Introduction

Gastric tuberculosis whether as a primary or secondary infection is uncommon [1]. It is usually associated with pulmonary tuberculosis [2]. Isolated gastric tuberculosis without features of lesion elsewhere, is even rarer, with very few cases being reported in literature [37]. Lack of specific clinical, radiological and endoscopic features makes the diagnosis difficult [3]. We present a case of isolated gastric tuberculosis in a young female patient who presented with gastric outlet obstruction due to an ulcerated nodular mass in the antrum.

Case Report

A thirty year old female patient presented with complaints of nausea and vomiting for 5 months and epigastric pain for 4 months. She noticed a significant weight loss in the last 2 months. Vomitus consisted of undigested food residue. Pain was precipitated by meals. There was no history of haematemesis, malena or any systemic illness. There was no past or family history of tuberculosis. The patient was non-diabetic. Her HIV status was negative. Clinical examination revealed epigastric fullness with succussion splash. Complete haemogram, renal and liver function tests and x ray chest were within normal limits. Mantoux test was negative. Upper GI endoscopy was suggestive of an ulcerated nodular mass at the antrum with a non-negotiable gastric outlet obstruction. Endoscopic mucosal biopsy did not reveal malignancy or granuloma. In view of gastric outlet obstruction without specific histological diagnosis, the patient was subjected to exploratory laparotomy.

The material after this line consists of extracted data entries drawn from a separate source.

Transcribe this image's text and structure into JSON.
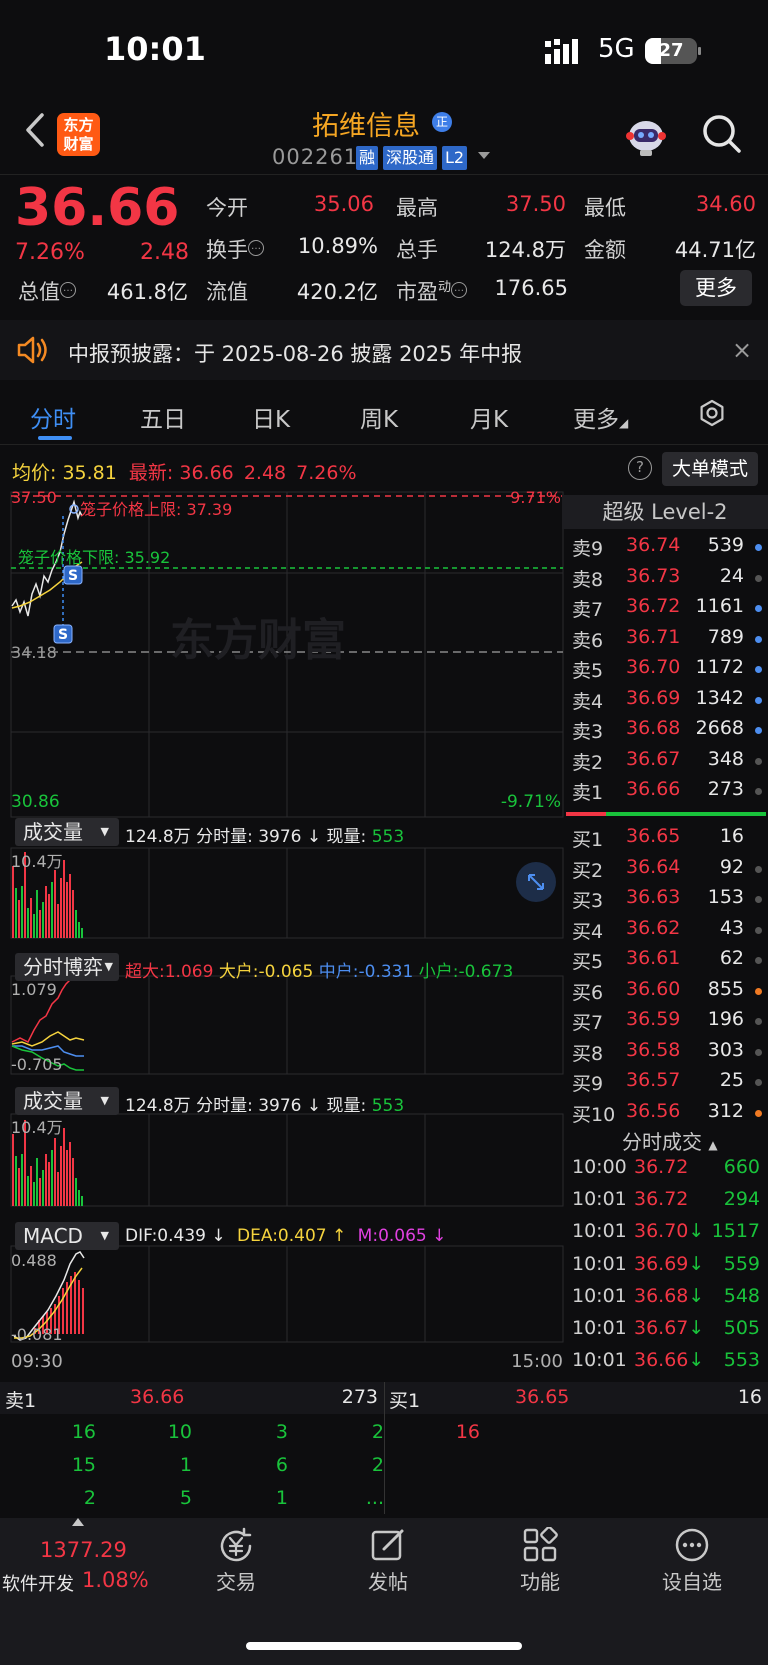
{
  "status": {
    "time": "10:01",
    "network": "5G",
    "battery": "27"
  },
  "header": {
    "logo_line1": "东方",
    "logo_line2": "财富",
    "name": "拓维信息",
    "name_badge": "正",
    "code": "002261",
    "tags": [
      "融",
      "深股通",
      "L2"
    ]
  },
  "quote": {
    "price": "36.66",
    "pct": "7.26%",
    "change": "2.48",
    "fields": [
      {
        "label": "今开",
        "value": "35.06",
        "color": "red"
      },
      {
        "label": "最高",
        "value": "37.50",
        "color": "red"
      },
      {
        "label": "最低",
        "value": "34.60",
        "color": "red"
      },
      {
        "label": "换手",
        "value": "10.89%",
        "color": "white"
      },
      {
        "label": "总手",
        "value": "124.8万",
        "color": "white"
      },
      {
        "label": "金额",
        "value": "44.71亿",
        "color": "white"
      },
      {
        "label": "总值",
        "value": "461.8亿",
        "color": "white"
      },
      {
        "label": "流值",
        "value": "420.2亿",
        "color": "white"
      },
      {
        "label": "市盈",
        "value": "176.65",
        "color": "white"
      }
    ],
    "pe_sup": "动",
    "more": "更多"
  },
  "announcement": {
    "text": "中报预披露：于 2025-08-26 披露 2025 年中报",
    "close": "×"
  },
  "tabs": [
    "分时",
    "五日",
    "日K",
    "周K",
    "月K",
    "更多"
  ],
  "avg_row": {
    "avg_label": "均价:",
    "avg": "35.81",
    "latest_label": "最新:",
    "latest": "36.66",
    "chg": "2.48",
    "pct": "7.26%"
  },
  "dadan": "大单模式",
  "chart": {
    "top_price": "37.50",
    "top_pct": "9.71%",
    "mid_price": "34.18",
    "bottom_price": "30.86",
    "bottom_pct": "-9.71%",
    "upper_limit": "笼子价格上限: 37.39",
    "lower_limit": "笼子价格下限: 35.92",
    "watermark": "东方财富",
    "s_mark": "S",
    "start_time": "09:30",
    "end_time": "15:00"
  },
  "vol1": {
    "tag": "成交量",
    "total": "124.8万",
    "fs_label": "分时量:",
    "fs": "3976",
    "xl_label": "现量:",
    "xl": "553",
    "max": "10.4万"
  },
  "boyi": {
    "tag": "分时博弈",
    "cd_label": "超大:",
    "cd": "1.069",
    "dh_label": "大户:",
    "dh": "-0.065",
    "zh_label": "中户:",
    "zh": "-0.331",
    "xh_label": "小户:",
    "xh": "-0.673",
    "max": "1.079",
    "min": "-0.705"
  },
  "vol2": {
    "tag": "成交量",
    "total": "124.8万",
    "fs_label": "分时量:",
    "fs": "3976",
    "xl_label": "现量:",
    "xl": "553",
    "max": "10.4万"
  },
  "macd": {
    "tag": "MACD",
    "dif_label": "DIF:",
    "dif": "0.439",
    "dea_label": "DEA:",
    "dea": "0.407",
    "m_label": "M:",
    "m": "0.065",
    "max": "0.488",
    "min": "-0.081"
  },
  "level2": {
    "title": "超级 Level-2",
    "asks": [
      {
        "label": "卖9",
        "price": "36.74",
        "vol": "539",
        "dot": "blue"
      },
      {
        "label": "卖8",
        "price": "36.73",
        "vol": "24",
        "dot": "gray"
      },
      {
        "label": "卖7",
        "price": "36.72",
        "vol": "1161",
        "dot": "blue"
      },
      {
        "label": "卖6",
        "price": "36.71",
        "vol": "789",
        "dot": "blue"
      },
      {
        "label": "卖5",
        "price": "36.70",
        "vol": "1172",
        "dot": "blue"
      },
      {
        "label": "卖4",
        "price": "36.69",
        "vol": "1342",
        "dot": "blue"
      },
      {
        "label": "卖3",
        "price": "36.68",
        "vol": "2668",
        "dot": "blue"
      },
      {
        "label": "卖2",
        "price": "36.67",
        "vol": "348",
        "dot": "gray"
      },
      {
        "label": "卖1",
        "price": "36.66",
        "vol": "273",
        "dot": "gray"
      }
    ],
    "bids": [
      {
        "label": "买1",
        "price": "36.65",
        "vol": "16",
        "dot": ""
      },
      {
        "label": "买2",
        "price": "36.64",
        "vol": "92",
        "dot": "gray"
      },
      {
        "label": "买3",
        "price": "36.63",
        "vol": "153",
        "dot": "gray"
      },
      {
        "label": "买4",
        "price": "36.62",
        "vol": "43",
        "dot": "gray"
      },
      {
        "label": "买5",
        "price": "36.61",
        "vol": "62",
        "dot": "gray"
      },
      {
        "label": "买6",
        "price": "36.60",
        "vol": "855",
        "dot": "orange"
      },
      {
        "label": "买7",
        "price": "36.59",
        "vol": "196",
        "dot": "gray"
      },
      {
        "label": "买8",
        "price": "36.58",
        "vol": "303",
        "dot": "gray"
      },
      {
        "label": "买9",
        "price": "36.57",
        "vol": "25",
        "dot": "gray"
      },
      {
        "label": "买10",
        "price": "36.56",
        "vol": "312",
        "dot": "orange"
      }
    ],
    "trades_title": "分时成交",
    "trades": [
      {
        "time": "10:00",
        "price": "36.72",
        "vol": "660",
        "arrow": ""
      },
      {
        "time": "10:01",
        "price": "36.72",
        "vol": "294",
        "arrow": ""
      },
      {
        "time": "10:01",
        "price": "36.70",
        "vol": "1517",
        "arrow": "↓"
      },
      {
        "time": "10:01",
        "price": "36.69",
        "vol": "559",
        "arrow": "↓"
      },
      {
        "time": "10:01",
        "price": "36.68",
        "vol": "548",
        "arrow": "↓"
      },
      {
        "time": "10:01",
        "price": "36.67",
        "vol": "505",
        "arrow": "↓"
      },
      {
        "time": "10:01",
        "price": "36.66",
        "vol": "553",
        "arrow": "↓"
      }
    ]
  },
  "queue": {
    "sell_label": "卖1",
    "sell_price": "36.66",
    "sell_vol": "273",
    "buy_label": "买1",
    "buy_price": "36.65",
    "buy_vol": "16",
    "sell_cells": [
      "16",
      "10",
      "3",
      "2",
      "15",
      "1",
      "6",
      "2",
      "2",
      "5",
      "1",
      "..."
    ],
    "buy_cells": [
      "16"
    ]
  },
  "nav": {
    "index_value": "1377.29",
    "index_name": "软件开发",
    "index_pct": "1.08%",
    "items": [
      "交易",
      "发帖",
      "功能",
      "设自选"
    ]
  },
  "colors": {
    "up": "#f23645",
    "down": "#19c33b",
    "accent": "#3f8ff5",
    "avg": "#f5d33e"
  }
}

On laparotomy the pylorus was stenosed and deformed. There was a large ulcero-nodular growth at the antrum. Distal gastrectomy was done with Roux – en – Y gastrojejunostomy (Fig. 1). Histopathology revealed granulomatus inflammation of tuberculous origin involving all the layers of the stomach and perigastric lymphnodes. Postoperative recovery was uneventful. The patient was put on antitubercular chemotherapy with a four drug regimen of isoniazide 300 mg, rifampicin 450 mg, ethambutol 900 mg and pyrizinamide 1,500 mg for initial 2 months followed by isoniazide and rifampicin in the same dose for another 4 months. On her first follow up visit, 1 month after discharge, she had gained 3 kg body weight and her appetite had improved.

Fig. 1
figure 1

Resected specimen of distal stomach showing ulcerated nodular mass

Discussion

Gastric tuberculosis is a rare entity even in a country like India where tuberculosis is endemic. Usually gastric tuberculosis is secondary to pulmonary tuberculosis [2]. Isolated gastric tuberculosis without evidence of lesion elsewhere is even rarer [4]. The reason for this rarity is attributed to bactericidal property of gastric acid, scarcity of lymphoid tissue in the gastric wall and intact gastric mucosa of the stomach [5, 8]. The possible routes of infection include direct infection of the mucosa, haematogenous spread or extension from a neighboring tuberculous lesion [3, 9].

The clinical presentation of gastric tuberculosis is entirely non-specific with complaints of epigastric pain, vomiting and weight loss [4, 10]. Gastric outlet obstruction is the most common presentation of tuberculosis [6]. Other presentations reported in literature are haematemesis [11], perforation [1, 12], non healing ulcer [13], and dysphagia [5].

Endoscopic brush cytology and biopsy is only occasionally successful in diagnosis [10]. The diagnosis of tuberulosis requires demonstration of caseating epithelioid granuloma or presence of acid fast bacilli in tissue [5]. Antitubercular chemotherapy forms the mainstay of treatment when diagnosis of gastric tuberculosis is made. Due to lack of accurate clinical diagnosis and sensitive laboratory investigations, most patients need surgical intervention for diagnosis [3, 5]. Even if diagnosed by endoscopic biopsy, surgery may be required for complications such as gastric outlet obstruction, perforation or bleeding.

Conclusion

Though rare, gastric tuberculosis should be kept in mind especially for patients presenting with gastric outlet obstruction in an endemic area. Antitubercular chemotherapy forms the mainstay of treatment. Surgery is required to relieve gastric outlet obstruction or for complications like haematemesis and perforation.